手を振って別れた後、目的の蜆を手に入れた琥珀は、なんとも贅沢で不毛な悩みを懐きながら、総大将の嫁ってだけで大変そうだなあと考える。
「ああ、だから親父も母さんを拐かしたのかあ。」
なるほど、確かにそうすれば相手も覚悟は決まると言うだろう。ならばやはり市井の雌は駄目だ。肩書きに気を取られて仕事をしないかもしれない。もっとこう、拐かされた後も男らしく腹を括ってくれるような、そんな雌がいい。
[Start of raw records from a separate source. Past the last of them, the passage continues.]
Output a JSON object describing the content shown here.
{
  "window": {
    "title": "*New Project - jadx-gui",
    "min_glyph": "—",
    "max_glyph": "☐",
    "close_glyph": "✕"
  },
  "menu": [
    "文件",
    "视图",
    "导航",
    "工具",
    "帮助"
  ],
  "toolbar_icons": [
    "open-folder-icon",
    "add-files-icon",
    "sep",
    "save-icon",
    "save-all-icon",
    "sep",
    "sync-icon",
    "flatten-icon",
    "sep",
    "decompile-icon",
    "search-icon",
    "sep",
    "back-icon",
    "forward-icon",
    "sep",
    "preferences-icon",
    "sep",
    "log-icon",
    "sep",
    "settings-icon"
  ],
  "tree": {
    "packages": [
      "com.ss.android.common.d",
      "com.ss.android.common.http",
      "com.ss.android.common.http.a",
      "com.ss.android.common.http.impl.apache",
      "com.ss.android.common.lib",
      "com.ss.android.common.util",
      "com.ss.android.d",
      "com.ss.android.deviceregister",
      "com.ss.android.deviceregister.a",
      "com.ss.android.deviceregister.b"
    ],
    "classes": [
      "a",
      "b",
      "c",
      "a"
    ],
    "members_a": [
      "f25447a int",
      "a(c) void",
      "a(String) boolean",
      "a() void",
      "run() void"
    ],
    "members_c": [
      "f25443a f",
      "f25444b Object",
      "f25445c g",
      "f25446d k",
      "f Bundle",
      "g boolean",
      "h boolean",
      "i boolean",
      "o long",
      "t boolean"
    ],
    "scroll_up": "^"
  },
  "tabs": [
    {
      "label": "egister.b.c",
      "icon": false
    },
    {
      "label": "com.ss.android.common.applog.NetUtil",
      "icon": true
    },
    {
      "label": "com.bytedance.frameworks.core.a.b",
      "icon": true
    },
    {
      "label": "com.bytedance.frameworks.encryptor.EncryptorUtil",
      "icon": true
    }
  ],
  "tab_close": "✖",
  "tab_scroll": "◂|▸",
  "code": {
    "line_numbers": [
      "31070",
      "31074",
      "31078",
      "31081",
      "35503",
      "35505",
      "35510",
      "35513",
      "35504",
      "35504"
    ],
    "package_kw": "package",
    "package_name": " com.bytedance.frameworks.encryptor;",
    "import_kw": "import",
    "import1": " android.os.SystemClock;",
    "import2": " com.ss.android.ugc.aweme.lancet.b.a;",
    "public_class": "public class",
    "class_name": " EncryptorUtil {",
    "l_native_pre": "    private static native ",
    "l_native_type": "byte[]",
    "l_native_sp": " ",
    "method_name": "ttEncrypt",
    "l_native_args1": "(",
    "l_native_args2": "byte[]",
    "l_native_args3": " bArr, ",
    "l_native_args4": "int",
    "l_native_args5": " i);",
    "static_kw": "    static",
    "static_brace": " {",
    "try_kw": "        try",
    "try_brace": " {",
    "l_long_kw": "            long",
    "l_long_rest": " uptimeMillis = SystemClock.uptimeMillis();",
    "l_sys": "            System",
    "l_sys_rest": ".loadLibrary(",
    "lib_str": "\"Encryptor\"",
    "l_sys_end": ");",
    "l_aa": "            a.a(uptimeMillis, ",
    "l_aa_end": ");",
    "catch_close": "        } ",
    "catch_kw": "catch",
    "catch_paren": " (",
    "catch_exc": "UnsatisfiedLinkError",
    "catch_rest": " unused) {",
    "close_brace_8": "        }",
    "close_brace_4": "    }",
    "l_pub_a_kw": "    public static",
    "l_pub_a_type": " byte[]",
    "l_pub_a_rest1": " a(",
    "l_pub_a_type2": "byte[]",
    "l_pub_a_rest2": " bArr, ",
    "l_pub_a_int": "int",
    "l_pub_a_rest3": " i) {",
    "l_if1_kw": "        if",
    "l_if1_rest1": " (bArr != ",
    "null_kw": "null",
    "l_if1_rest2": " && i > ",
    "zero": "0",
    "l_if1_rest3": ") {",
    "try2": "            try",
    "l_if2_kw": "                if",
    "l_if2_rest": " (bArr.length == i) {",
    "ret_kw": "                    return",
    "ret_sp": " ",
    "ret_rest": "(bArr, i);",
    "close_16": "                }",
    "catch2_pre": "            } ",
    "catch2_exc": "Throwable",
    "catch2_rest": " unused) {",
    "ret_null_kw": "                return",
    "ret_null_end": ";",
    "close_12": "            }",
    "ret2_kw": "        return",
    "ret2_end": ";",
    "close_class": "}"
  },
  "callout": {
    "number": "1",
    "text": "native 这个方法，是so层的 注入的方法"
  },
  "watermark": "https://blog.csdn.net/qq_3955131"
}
琥珀は一人ごちた後、ならば人里からぴんとくるものを拐ってくるかと決めたらしい。天嘉に相談しても良かったが、親父とて一人で全て行ったのだ。琥珀にだってできぬ訳はないだろう。拐かして、孕まして、そうして愛とやらを育めばよい。蘇芳の嫁取りをツルバミから聞いていた琥珀は、なんと効率の良いことかと一重に関心をした。
その解釈は天嘉とは違うことも勿論聞き及んでいる。それはそうだろう、人と天狗は解釈も種族も違うのだから。
「光明、見出しちまったかも。」
若く、申し分のない色男だ。自身の容姿が特別いいとかの自覚はないが、まあ周りがそういうのだからそうなのだろう。早くから嫁を娶り、孫でも見せたら天嘉も喜ぶに違いない。そんな誤った解釈は、実に蘇芳の血を引いた天狗らしい考えであった。